Palestinian gunmen carried out deadly terrorist attacks on a school in Maalot, near the border with Lebanon, in 1974 and at a rabbinical seminary in 2008. But both attacks were in the context of the Israeli-Palestinian conflict. Licensed commercial security firms guard schools; contrary to some perceptions, armed civilians have not been deployed as school guards on a large scale since the 1970s.

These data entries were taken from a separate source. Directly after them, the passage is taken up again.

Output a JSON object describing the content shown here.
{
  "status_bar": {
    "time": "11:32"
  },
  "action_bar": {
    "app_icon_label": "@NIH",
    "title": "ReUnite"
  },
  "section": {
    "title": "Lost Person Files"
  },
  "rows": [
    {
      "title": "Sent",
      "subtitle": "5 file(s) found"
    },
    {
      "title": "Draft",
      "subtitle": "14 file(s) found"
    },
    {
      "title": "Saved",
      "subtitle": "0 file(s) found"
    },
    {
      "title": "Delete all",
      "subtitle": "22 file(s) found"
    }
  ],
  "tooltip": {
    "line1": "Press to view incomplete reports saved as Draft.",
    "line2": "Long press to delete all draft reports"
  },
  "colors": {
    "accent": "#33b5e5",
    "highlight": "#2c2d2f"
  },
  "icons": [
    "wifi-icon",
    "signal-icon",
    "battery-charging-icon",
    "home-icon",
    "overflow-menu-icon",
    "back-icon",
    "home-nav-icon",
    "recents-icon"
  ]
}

At times, civilians have used guns to stop attacks. Last year, a tour guide was among those who opened fire at a Palestinian driver who plowed his truck into a group of soldiers in Jerusalem. But on other occasions, a civilian response has caused harm, as when a civilian guard shot an Eritrean asylum-seeker during a Palestinian attack at the Beersheba bus station in 2015, mistaking him for one of the assailants. And occasionally, Mr. Rosenfeld said, security guards had used their work-issued weapons to commit deadly acts of domestic violence, prompting new limits on taking weapons home.
Amid the upsurge in Palestinian stabbings, shootings and car rammings that began in the fall of 2015, the Ministry of Public Security eased the criteria for obtaining a gun permit, but maintained the same levels of supervision and control.
Among Israel’s Arab minority, which makes up more than 20 percent of the population, there is a proliferation of illegal weapons, mostly kept for self-protection or used for criminal purposes or in internal feuds.
That has been worrying police and community leaders. In June 2017, Muhammad Barakeh, a then lawmaker and the chairman of the High Follow-Up Committee for Arab Citizens of Israel, said after a week in which six Arab citizens were murdered, “There is no structured decision within the government and police to control crime on the Arab streets.” But he added, “We also bear responsibility internally regarding education, conflict resolution and more.”
Earlier this month, a 17-year-old student was shot and wounded by masked men inside a school in the Arab town of Jaljulya in central Israel.
Still, Israelis tend to reject any comparison with the United States.
“We don’t worship guns, we don’t sell assault rifles to people, we don’t have a genius creation like the NRA, we don’t regard every bunch of guys a ‘well regulated militia’ and we’re pretty much done fighting the British,” Alon Pinkas, a former Israeli diplomat who has advised several foreign ministers and served as his country’s consul general in New York, wrote in a sarcastic tweet responding to Mr. Huckabee.